# bottom engine pulley wobble?



## yousaygo (Apr 3, 2006)

Hi, 69 GTO convertible, 1965 Pontiac 421 motor, very well built, brand new performance parts inside and out. While prepping for Spring, i noticed that the bottom pulley (crank) had a wobble to it. You can really notice it. I took off the belt, then removed the pulley assembly, hoping this was the issue. 
Running the motor like this for a second, I can still see a very slight wobble on the inside large nut, it is very noticible with the pulley on but you can still surely see it. It is wobbling ~.5cm, not alot, but enough that it not looking very safe and your like "what is going on there"?
I have not idea what is causing this and what to do to figure this out and fix it or troubleshoot it. 
Asking for some help on how to approach fixing this. 
Thanks in advance. I am heading out to garage, my brother is bringing over a "puller" but we do not know what to look for and going by instinct.
Thanks, Shane


----------



## BearGFR (Aug 25, 2008)

If we make the assumption that you don't have a bent crank (surely not...) then since you see it with the pulleys off it must be the balancer. They do wear out - the rubber elastomer between the inner body and outer ring can deteriorate and allow things to start moving around. It will eventually get loose enough to allow that outer ring to come completely off and get "launched" off the motor and start banging around under the hood... or THROUGH the hood.... obviously it's desirable to avoid this 

Bear


----------



## Rukee (Feb 8, 2007)

:agree
If the motor has been balanced you may want to take the old and new balancer back to the machine shop so it can be rebalanced. If there are no dill marks on the old one you're probably good to go just bolting it up.


----------



## yousaygo (Apr 3, 2006)

Excellent feedback, thanks. I do see a little bit of oil around the seal there. Is this something i could just replace myself? Just pick one from Summit and go for it? 

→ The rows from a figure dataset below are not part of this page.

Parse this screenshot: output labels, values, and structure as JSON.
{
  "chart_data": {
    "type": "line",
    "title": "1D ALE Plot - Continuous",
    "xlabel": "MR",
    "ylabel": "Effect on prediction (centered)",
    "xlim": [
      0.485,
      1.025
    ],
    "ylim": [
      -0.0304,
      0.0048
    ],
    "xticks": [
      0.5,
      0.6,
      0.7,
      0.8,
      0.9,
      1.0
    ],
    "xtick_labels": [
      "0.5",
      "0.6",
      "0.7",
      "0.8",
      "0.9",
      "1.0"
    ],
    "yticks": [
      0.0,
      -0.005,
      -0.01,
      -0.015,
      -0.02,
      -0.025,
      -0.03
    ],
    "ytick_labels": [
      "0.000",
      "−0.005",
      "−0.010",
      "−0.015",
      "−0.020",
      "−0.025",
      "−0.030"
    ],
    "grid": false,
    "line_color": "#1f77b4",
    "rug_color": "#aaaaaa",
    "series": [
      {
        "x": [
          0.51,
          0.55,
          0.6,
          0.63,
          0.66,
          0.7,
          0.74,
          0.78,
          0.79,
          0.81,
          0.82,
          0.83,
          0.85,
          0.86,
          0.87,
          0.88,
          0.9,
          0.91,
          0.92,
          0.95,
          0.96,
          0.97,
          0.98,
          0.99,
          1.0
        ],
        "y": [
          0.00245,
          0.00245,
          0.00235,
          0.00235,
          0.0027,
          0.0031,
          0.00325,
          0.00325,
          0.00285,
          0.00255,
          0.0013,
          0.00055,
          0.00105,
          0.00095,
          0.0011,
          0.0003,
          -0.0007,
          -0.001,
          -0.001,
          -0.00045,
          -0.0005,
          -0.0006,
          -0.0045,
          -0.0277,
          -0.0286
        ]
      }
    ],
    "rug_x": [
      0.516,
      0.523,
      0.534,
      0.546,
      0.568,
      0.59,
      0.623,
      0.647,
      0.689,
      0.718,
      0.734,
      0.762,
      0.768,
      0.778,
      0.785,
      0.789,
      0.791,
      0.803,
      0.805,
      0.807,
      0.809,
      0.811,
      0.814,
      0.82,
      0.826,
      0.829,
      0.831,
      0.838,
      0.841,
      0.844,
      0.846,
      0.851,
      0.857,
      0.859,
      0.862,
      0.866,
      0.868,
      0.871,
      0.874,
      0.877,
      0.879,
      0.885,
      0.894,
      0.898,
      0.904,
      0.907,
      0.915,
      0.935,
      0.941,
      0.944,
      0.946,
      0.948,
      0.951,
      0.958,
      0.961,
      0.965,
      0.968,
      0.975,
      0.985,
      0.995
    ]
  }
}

The shop that built the engine (R+R Automotive, Eping NH), is pretty far away from me. I know the crank was balanced at the shop, does this change my thought of replacing the balancer? 
Thank you again...Shane


----------



## Instg8ter (Sep 28, 2010)

Pontiac cranks are internally balanced so you should be good, all you need is a gear puller to get the old one off. Like rukee said if there are no drill marks in the balancer you should be good.


----------



## geeteeohguy (Feb 2, 2008)

And yes, you can replace the crank seal on-car. I always do it when the timing cover is on the bench, though. Much easier! Sounds like you need a new harmonic balancer, IMO.


----------



## olde-goat (Feb 1, 2009)

When I rebuilt my 65 389 I bought a brand new balancer from Damper Doctor, price was about $200 for a direct OE replacement.


----------



## geeteeohguy (Feb 2, 2008)

Very common for these old balancers to work loose, crack, and eventually fail. They can destroy the crankshaft if they are run too long. Although I'm running original dampers on both of mine, new dampers are a _great_ idea.


----------